HARIANHALUAN. ID – Cahaya prestasi kembali menyinari Madrasah Aliyah Negeri (MAN) 1 Padang Panjang. Dalam ajang Festival Lomba Seni dan Sastra Siswa Nasional (FLS3N) tingkat Kota Padang Panjang tahun 2026, madrasah ini tampil sebagai bintang dengan torehan penghargaan yang mengesankan.
Tidak hanya satu, tetapi sepuluh cabang lomba seni dan sastra berhasil diraih siswa MAN 1 Padang Panjang.
Deretan prestasi tetsebut, Tari Kreasi, juara 1, Baca Puisi, juara 1, Menulis Cerpen, juara 2, Kriya, juara 2, Film Pendek, juara 2 Solo Song, juara 4 Poster, juara 4, Cipta Puisi, juara 5, Monolog, juara 5 dan Komik Digital meraih juara 6
Prestasi ini bukanlah hasil yang datang begitu saja. Di balik panggung, ada kerja keras siswa, pelatih, dan pembina yang dengan penuh dedikasi membimbing setiap langkah. Latihan yang panjang, semangat yang tak pernah padam, serta dukungan penuh dari madrasah menjadi fondasi kokoh bagi keberhasilan ini.
Kepala MAN 1 Padang Panjang, Dr. Lainah Minggu (4/5/26) menyampaikan rasa haru dan bangganya atas pencapaian luar biasa ini.
“Anak-anak MAN 1 Padang Panjang telah mengibarkan bendera madrasah dengan penuh kehormatan. Mereka bukan hanya berkompetisi, tetapi juga menunjukkan bahwa seni dan sastra adalah bagian dari jiwa madrasah. Saya bangga melihat semangat, kerja keras, dan dedikasi yang mereka tunjukkan,” katanya.
Dikatakannya madrasah sebagai pusat kreativitas
Ajang FLS3N bukan sekadar lomba, tetapi juga wadah untuk menyalurkan bakat, mengasah kreativitas, dan memperkuat karakter siswa.

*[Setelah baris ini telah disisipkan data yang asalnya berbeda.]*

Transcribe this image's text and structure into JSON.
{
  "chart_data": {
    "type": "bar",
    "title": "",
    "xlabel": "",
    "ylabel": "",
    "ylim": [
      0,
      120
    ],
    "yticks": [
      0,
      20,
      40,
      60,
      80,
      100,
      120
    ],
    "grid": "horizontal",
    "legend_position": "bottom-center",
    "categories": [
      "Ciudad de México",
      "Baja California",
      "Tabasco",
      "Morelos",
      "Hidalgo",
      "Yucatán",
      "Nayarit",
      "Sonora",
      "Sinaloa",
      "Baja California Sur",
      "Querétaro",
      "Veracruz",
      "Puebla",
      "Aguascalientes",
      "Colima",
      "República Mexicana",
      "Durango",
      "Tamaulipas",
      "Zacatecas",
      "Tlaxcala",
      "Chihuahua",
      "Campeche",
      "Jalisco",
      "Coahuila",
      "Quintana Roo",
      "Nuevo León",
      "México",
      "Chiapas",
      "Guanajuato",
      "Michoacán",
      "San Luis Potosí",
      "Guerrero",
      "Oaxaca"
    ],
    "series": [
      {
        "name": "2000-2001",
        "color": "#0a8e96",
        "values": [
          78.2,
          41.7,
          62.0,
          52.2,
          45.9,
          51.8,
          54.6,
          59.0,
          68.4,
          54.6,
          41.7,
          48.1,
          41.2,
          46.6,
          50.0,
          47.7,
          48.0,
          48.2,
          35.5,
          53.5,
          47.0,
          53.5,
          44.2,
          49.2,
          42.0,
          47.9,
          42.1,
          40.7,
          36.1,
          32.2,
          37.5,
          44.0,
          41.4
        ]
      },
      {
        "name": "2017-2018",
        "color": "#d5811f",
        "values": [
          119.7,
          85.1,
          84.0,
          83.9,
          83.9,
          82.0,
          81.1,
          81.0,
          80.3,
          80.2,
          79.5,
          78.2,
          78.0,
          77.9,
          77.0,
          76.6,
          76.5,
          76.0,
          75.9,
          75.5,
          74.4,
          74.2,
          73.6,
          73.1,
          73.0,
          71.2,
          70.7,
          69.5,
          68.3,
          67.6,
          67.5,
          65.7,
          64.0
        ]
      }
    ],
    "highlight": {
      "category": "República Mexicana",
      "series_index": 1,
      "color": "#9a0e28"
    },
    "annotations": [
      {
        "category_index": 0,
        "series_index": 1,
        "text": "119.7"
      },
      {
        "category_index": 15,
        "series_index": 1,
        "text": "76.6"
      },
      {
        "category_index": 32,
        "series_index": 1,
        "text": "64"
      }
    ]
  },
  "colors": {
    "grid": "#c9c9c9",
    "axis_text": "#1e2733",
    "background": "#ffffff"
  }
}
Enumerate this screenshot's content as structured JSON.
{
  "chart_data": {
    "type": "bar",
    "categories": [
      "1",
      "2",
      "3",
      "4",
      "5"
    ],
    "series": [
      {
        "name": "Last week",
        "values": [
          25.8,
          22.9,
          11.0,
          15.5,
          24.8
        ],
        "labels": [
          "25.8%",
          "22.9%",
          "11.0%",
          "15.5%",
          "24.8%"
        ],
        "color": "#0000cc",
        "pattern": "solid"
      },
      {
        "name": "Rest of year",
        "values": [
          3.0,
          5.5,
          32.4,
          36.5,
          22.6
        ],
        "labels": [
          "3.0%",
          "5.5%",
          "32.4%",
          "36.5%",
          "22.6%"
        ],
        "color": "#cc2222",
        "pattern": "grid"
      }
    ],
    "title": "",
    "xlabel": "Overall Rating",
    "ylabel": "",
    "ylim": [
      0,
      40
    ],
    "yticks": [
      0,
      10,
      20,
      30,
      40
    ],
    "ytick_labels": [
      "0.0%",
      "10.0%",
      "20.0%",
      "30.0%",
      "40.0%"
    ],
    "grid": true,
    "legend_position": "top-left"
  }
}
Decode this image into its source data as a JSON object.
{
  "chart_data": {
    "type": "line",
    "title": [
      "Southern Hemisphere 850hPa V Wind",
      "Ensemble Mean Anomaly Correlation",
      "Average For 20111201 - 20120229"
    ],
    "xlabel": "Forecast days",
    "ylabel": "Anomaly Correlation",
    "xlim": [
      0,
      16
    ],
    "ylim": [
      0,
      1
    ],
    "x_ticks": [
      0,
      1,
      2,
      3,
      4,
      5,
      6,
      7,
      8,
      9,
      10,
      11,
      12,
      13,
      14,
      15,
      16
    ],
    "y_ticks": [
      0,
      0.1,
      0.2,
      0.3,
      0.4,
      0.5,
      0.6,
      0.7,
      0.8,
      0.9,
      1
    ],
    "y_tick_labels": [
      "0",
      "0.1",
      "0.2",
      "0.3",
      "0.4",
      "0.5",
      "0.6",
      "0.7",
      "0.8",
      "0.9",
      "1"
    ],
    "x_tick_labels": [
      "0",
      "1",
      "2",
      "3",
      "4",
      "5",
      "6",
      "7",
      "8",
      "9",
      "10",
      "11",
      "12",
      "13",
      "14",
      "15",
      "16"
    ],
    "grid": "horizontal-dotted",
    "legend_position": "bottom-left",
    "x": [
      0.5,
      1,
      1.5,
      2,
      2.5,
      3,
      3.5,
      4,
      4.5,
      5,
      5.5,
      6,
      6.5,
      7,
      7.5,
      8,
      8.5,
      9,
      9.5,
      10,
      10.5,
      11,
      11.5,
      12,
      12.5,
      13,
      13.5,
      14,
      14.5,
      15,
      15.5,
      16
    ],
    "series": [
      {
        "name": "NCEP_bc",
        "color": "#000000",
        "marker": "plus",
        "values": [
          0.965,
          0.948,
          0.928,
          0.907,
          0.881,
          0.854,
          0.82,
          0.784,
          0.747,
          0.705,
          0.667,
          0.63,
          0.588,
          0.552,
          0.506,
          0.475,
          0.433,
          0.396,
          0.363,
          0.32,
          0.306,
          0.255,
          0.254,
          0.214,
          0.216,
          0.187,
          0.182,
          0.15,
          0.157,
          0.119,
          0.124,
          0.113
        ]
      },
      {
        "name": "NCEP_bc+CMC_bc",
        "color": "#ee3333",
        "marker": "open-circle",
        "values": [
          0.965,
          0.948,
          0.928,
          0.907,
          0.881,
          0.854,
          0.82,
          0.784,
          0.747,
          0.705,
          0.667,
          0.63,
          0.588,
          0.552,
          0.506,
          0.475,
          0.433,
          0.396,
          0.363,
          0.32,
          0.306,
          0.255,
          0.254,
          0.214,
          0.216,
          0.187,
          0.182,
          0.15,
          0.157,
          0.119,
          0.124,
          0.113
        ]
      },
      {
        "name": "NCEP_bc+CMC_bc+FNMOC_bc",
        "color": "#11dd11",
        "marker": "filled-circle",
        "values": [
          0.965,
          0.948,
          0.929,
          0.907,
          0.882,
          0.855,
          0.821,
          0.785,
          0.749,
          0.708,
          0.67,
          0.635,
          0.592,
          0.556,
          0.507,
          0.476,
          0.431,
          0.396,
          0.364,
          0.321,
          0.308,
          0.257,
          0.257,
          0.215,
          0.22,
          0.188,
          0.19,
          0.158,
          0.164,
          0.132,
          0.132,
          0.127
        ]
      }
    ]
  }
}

Dari panggung tari yang penuh energi, lantunan puisi yang menyentuh hati, hingga karya film pendek yang sarat pesan moral, semuanya mencerminkan madrasah yang berbudaya, berprestasi, dan berakhlak mulia.
Disebutkannya prestasi bertubi-tubi ini menjadi inspirasi bagi seluruh siswa untuk terus berkarya. Semangat juang yang ditunjukkan Shanie Angeli Amanda dalam puisi, tim tari kreasi yang memukau, hingga para kreator film pendek yang visioner, semuanya adalah bukti bahwa madrasah mampu melahirkan bintang-bintang seni dan sastra masa depan. (humas).